KANALMEDAN, Medan – Pemerintah diminta meninjau dan mengevaluasi skema pengelompokan berbasis syarikah secara menyeluruh yang diterapkan di Makkah. Sebab kebijakan yang disebut-sebut sebagai bagian dari upaya peningkatan kualitas pelayanan, justru terjadi kekacauan, karena terpisahnya jamaah haji Indonesia di Mekkah maupun kawasan Arafah, Muzdalifah, dan Mina (Armuzna).
Ketua Rombongan (Karom) Kloter 09 asal Kota Medan, Ikhwansyah Nasution, setiba di Tanah Air, Minggu (22/6/2025) mengatakan kekacauan ini penyebab utamanya adalah sistem pengelompokan syarikah yang tidak berbasis zonasi domisili.
“Kejadian tahun ini sungguh memprihatinkan. Banyak jamaah yang terpisah hotel bahkan tendanya, hanya karena tergabung dalam syarikah berbeda, padahal berasal dari provinsi yang sama,” ujarnya.
Menurutnya, model pengelompokan saat ini terlalu acak dan mengabaikan faktor kenyamanan serta efisiensi dalam pelayanan. Karenanya ia menyarankan agar pemerintah, khususnya Kementerian Agama dan instansi terkait, mulai menerapkan sistem pengelompokan syarikah berdasarkan zonasi wilayah jamaah.
“Kalau disusun berdasarkan zonasi, misalnya provinsi-provinsi di Sumatera bagian utara seperti Sumut, Aceh, Riau, Kepulauan Riau, Sumbar, dan Jambi digabung dalam satu syarikah, lalu Sumsel, Bengkulu, dan Lampung di syarikah lain, maka jamaah satu provinsi tidak akan tercerai-berai,” jelasnya.
Ia menambahkan, zonasi juga akan memudahkan pemerintah dalam pengelolaan visa, logistik, dan akomodasi, karena satuan wilayah menjadi lebih terorganisasi dan seragam.
“Saya kira ini perlu jadi evaluasi serius ke depan.
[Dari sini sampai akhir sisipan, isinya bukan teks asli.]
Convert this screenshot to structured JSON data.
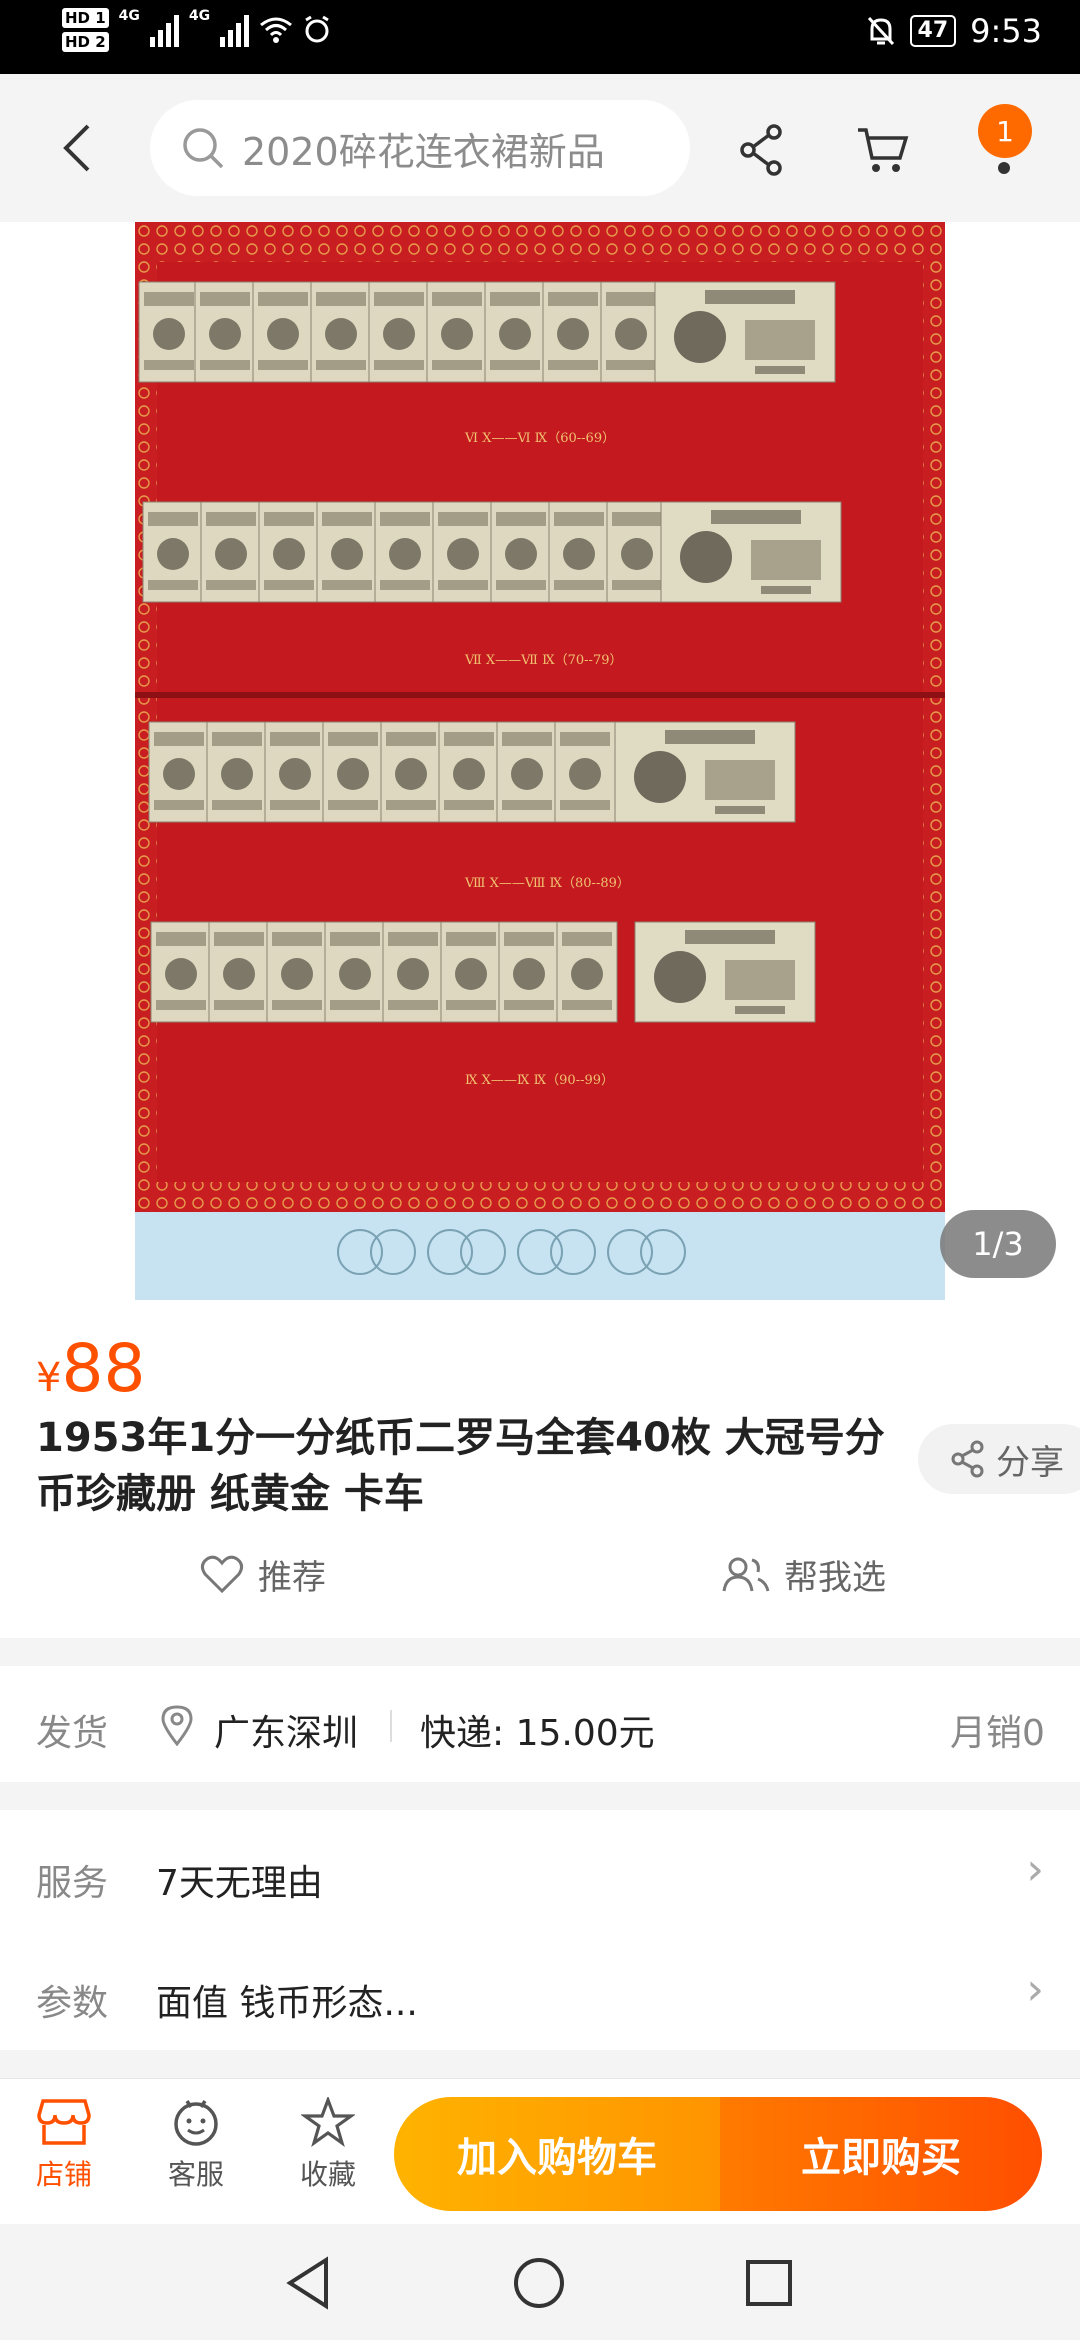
{
  "status_bar": {
    "hd1": "HD 1",
    "hd2": "HD 2",
    "net1": "4G",
    "net2": "4G",
    "battery": "47",
    "time": "9:53"
  },
  "search": {
    "placeholder": "2020碎花连衣裙新品",
    "cart_badge": "1"
  },
  "gallery": {
    "counter": "1/3",
    "row_captions": [
      "Ⅵ Ⅹ——Ⅵ Ⅸ（60--69）",
      "Ⅶ Ⅹ——Ⅶ Ⅸ（70--79）",
      "Ⅷ Ⅹ——Ⅷ Ⅸ（80--89）",
      "Ⅸ Ⅹ——Ⅸ Ⅸ（90--99）"
    ],
    "note_denomination": "壹分"
  },
  "product": {
    "currency": "¥",
    "price": "88",
    "title": "1953年1分一分纸币二罗马全套40枚 大冠号分币珍藏册 纸黄金 卡车",
    "share_label": "分享",
    "recommend_label": "推荐",
    "help_choose_label": "帮我选"
  },
  "shipping": {
    "label": "发货",
    "location": "广东深圳",
    "express": "快递: 15.00元",
    "monthly_sales": "月销0"
  },
  "service": {
    "label": "服务",
    "value": "7天无理由"
  },
  "params": {
    "label": "参数",
    "value": "面值 钱币形态..."
  },
  "bottom_bar": {
    "store_label": "店铺",
    "service_label": "客服",
    "favorite_label": "收藏",
    "add_to_cart": "加入购物车",
    "buy_now": "立即购买"
  },
  "colors": {
    "accent": "#ff5000",
    "cart_button": "#ffa300",
    "buy_button": "#ff5a00"
  }
}
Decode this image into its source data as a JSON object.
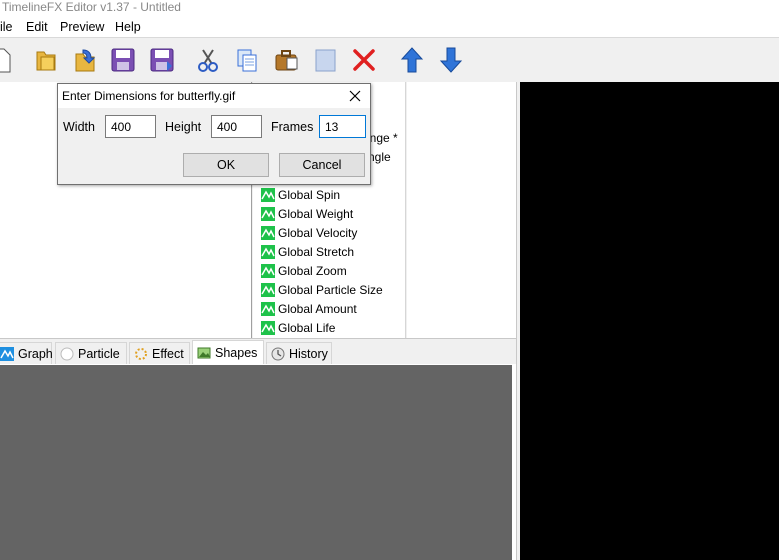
{
  "window": {
    "title": "TimelineFX Editor v1.37 - Untitled"
  },
  "menu": {
    "file": "ile",
    "edit": "Edit",
    "preview": "Preview",
    "help": "Help"
  },
  "attributes": {
    "partial_1": "ange *",
    "partial_2": "ngle",
    "items": [
      {
        "label": "Global Spin"
      },
      {
        "label": "Global Weight"
      },
      {
        "label": "Global Velocity"
      },
      {
        "label": "Global Stretch"
      },
      {
        "label": "Global Zoom"
      },
      {
        "label": "Global Particle Size"
      },
      {
        "label": "Global Amount"
      },
      {
        "label": "Global Life"
      }
    ]
  },
  "tabs": [
    {
      "label": "Graph",
      "icon": "graph-icon"
    },
    {
      "label": "Particle",
      "icon": "particle-icon"
    },
    {
      "label": "Effect",
      "icon": "effect-icon"
    },
    {
      "label": "Shapes",
      "icon": "shapes-icon"
    },
    {
      "label": "History",
      "icon": "history-icon"
    }
  ],
  "dialog": {
    "title": "Enter Dimensions for butterfly.gif",
    "width_label": "Width",
    "width_value": "400",
    "height_label": "Height",
    "height_value": "400",
    "frames_label": "Frames",
    "frames_value": "13",
    "ok": "OK",
    "cancel": "Cancel"
  }
}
Supaya ibadah lebih tenang, koordinasi lebih gampang, dan tidak ada lagi jamaah yang kebingungan hanya karena asal daerahnya tidak diakomodasi dengan baik,” tegas Ikhwansyah.
Selain menyoroti pengelompokan syarikah, Ikhwansyah juga menekankan perlunya perbaikan serius dalam proses seleksi istitha’ah, atau kemampuan kesehatan jamaah sebelum diberangkatkan ke Tanah Suci.
Menurutnya, seleksi kesehatan yang dilakukan sejauh ini masih terkesan longgar dan tidak konsisten.
Ia mengungkapkan bahwa di kloternya, terdapat jamaah yang wafat di Tanah Suci dan ternyata menderita kanker stadium empat.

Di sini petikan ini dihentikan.